From the opening sentence, the 18-page filing doesn’t mince words.
“If you’re fortunate enough to be Texas Attorney General Ken Paxton, you can lawfully create and endow a defense fund to pay for an armada of top-flight legal talent that most defendants can only dream of to defend yourself against three felony offenses,” Wice wrote.
In the motion for rehearing, which includes references to Atticus Finch, Shakespeare, Gilbert & Sullivan and the impending “Sword of Damocles,” the prosecutors implore the state’s highest criminal court to take the unusual step of considering their case again because last month’s opinion yields “a patently absurd result” that would pay the special prosecutors “unconscionable” rates.
Letting the ruling stand, Wice argued, would allow any local government in Texas “to derail what it sees as an unjust prosecution by de-funding it.” And that type of funding dispute can be influenced by major political players, he suggested.
“Make no mistake,” he wrote. “While it was the Commissioners who prevailed in this Court, Paxton first recognized that the best, indeed, the only way to derail his prosecution was to de-fund it by challenging [prosecutors’] fees three years ago.”
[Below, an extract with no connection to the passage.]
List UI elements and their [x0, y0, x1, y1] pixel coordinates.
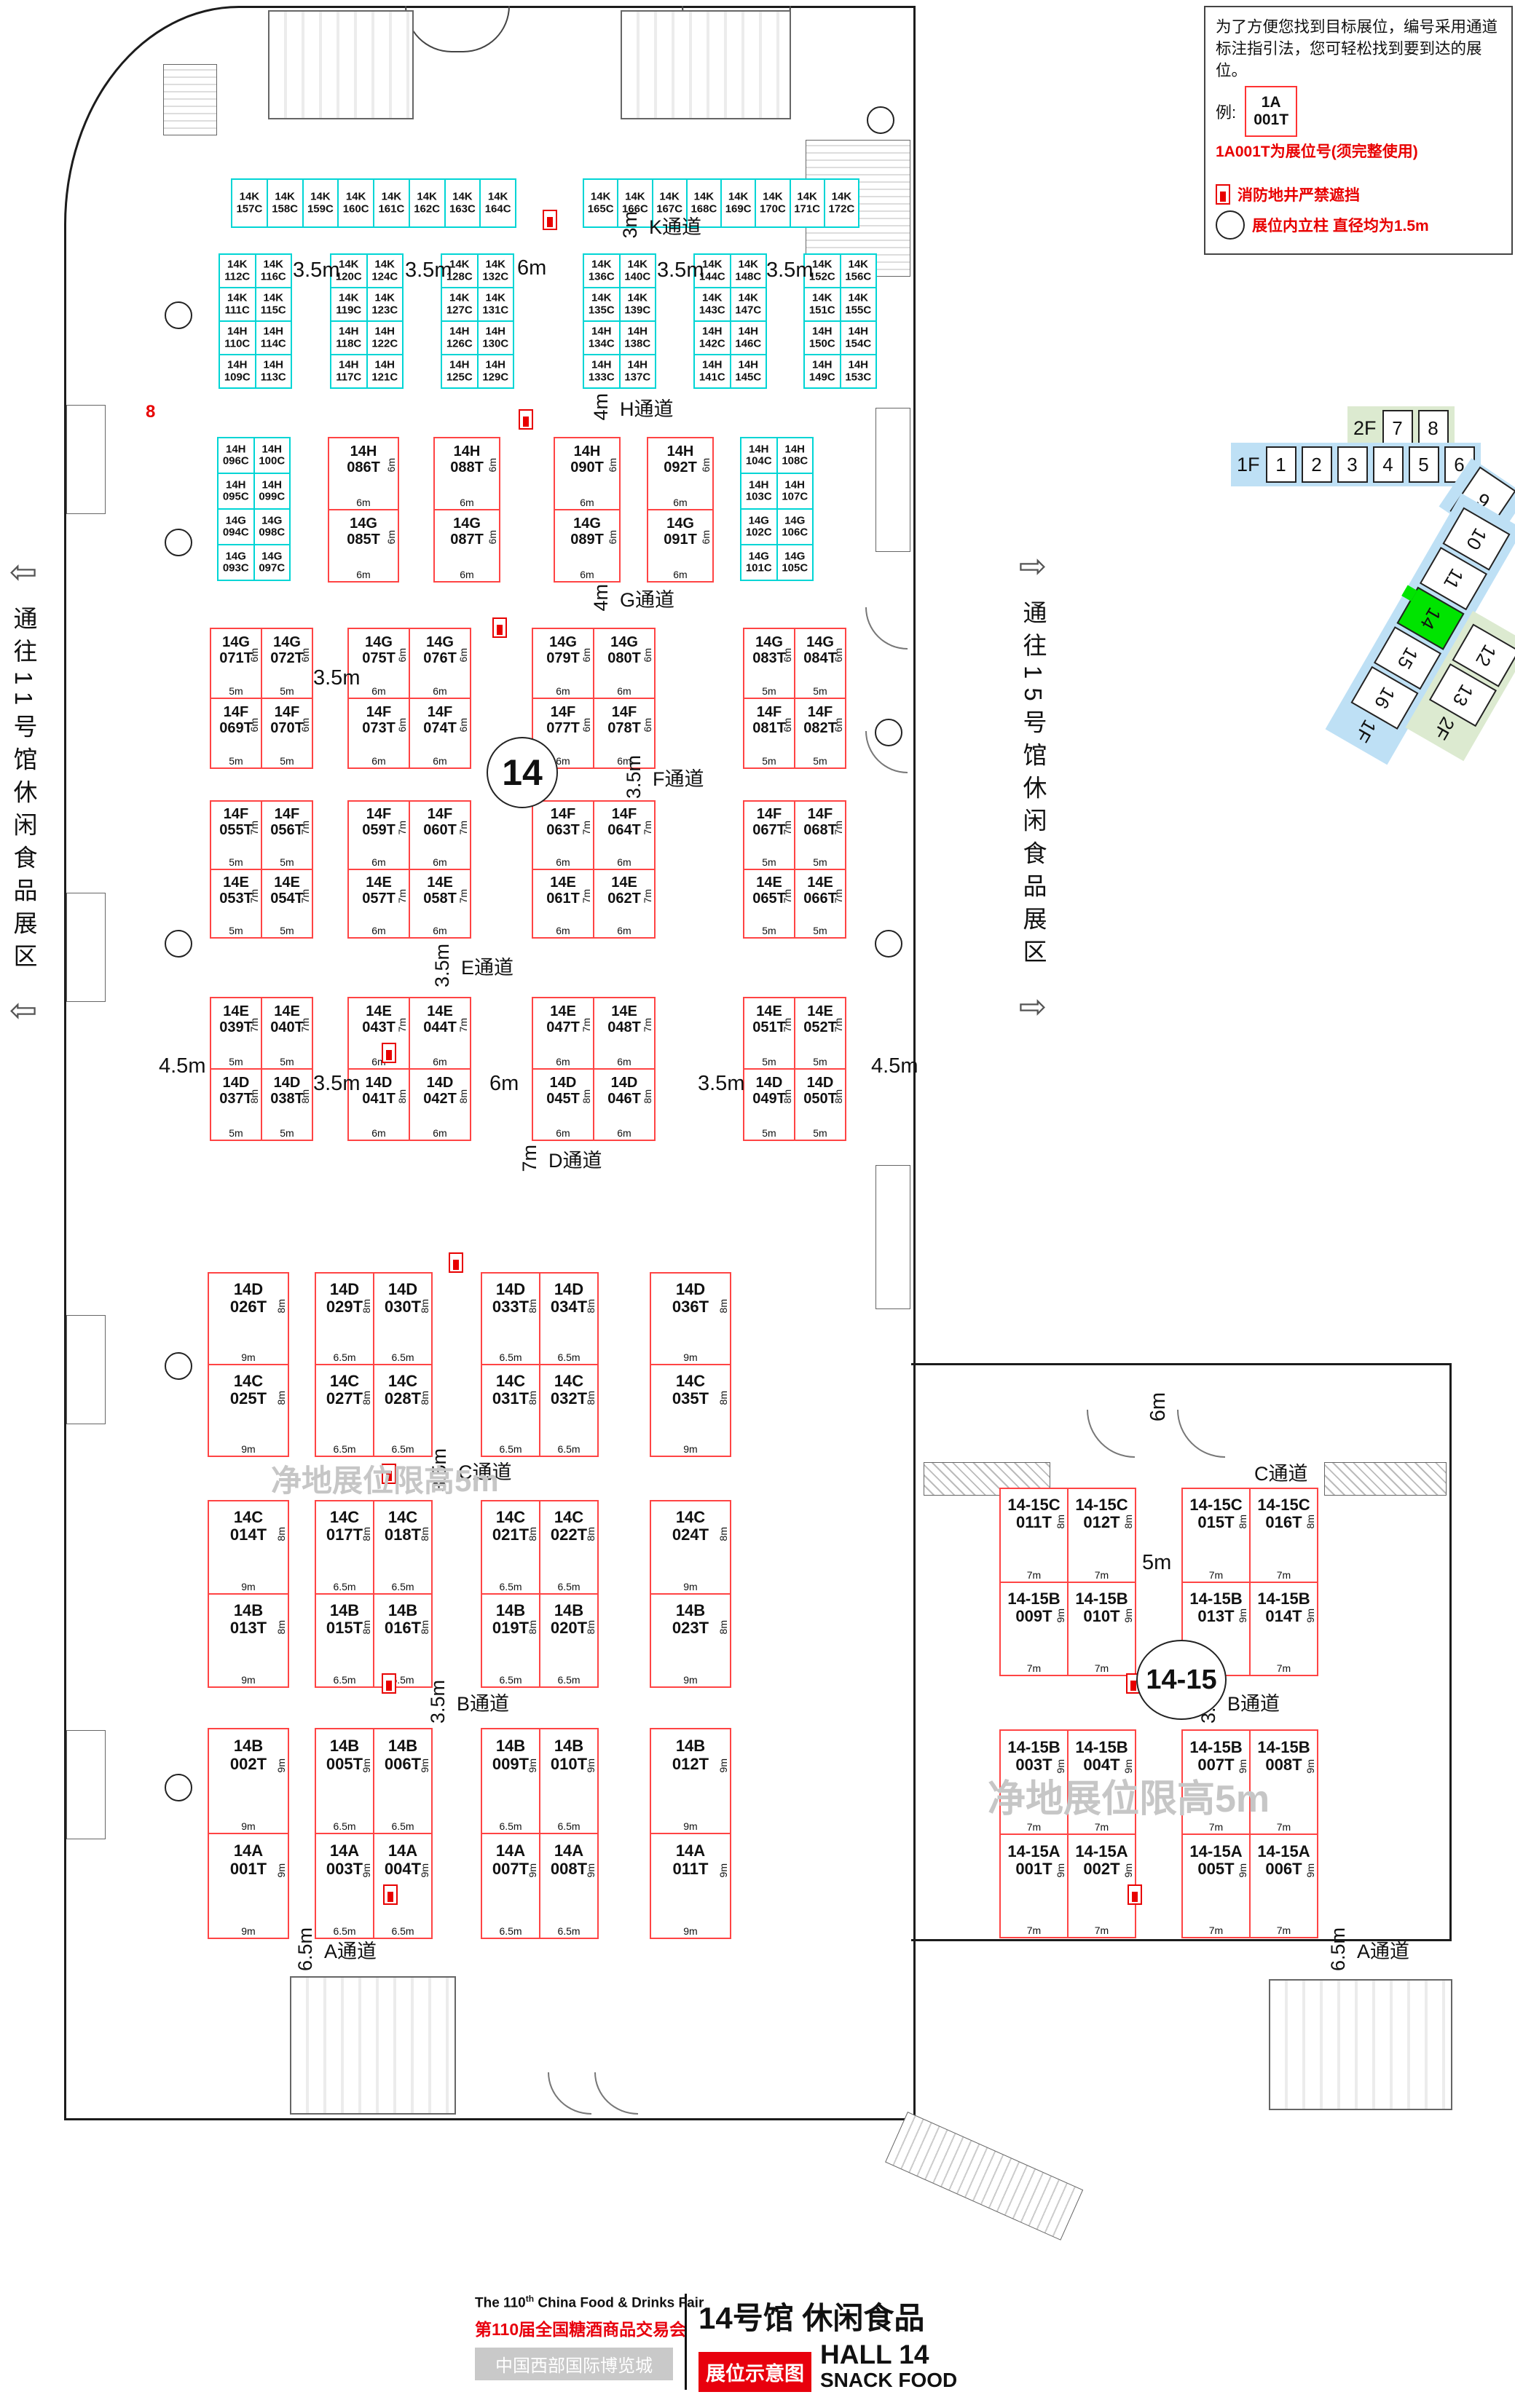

See here and here for the background. I mean, the prosecutors are 100% right on the merits, and they lay it out with utter clarity. I maintain that the Legislature can and should fix this by making the state pick up the tab for prosecutions like this, but that won’t help here, even if we could be sure that a bill to address this would pass. We need the Court to do the right thing, which they failed to do the first time around. It’s either that or they show that they don’t care about the law when one of their own is on the sharp end of it.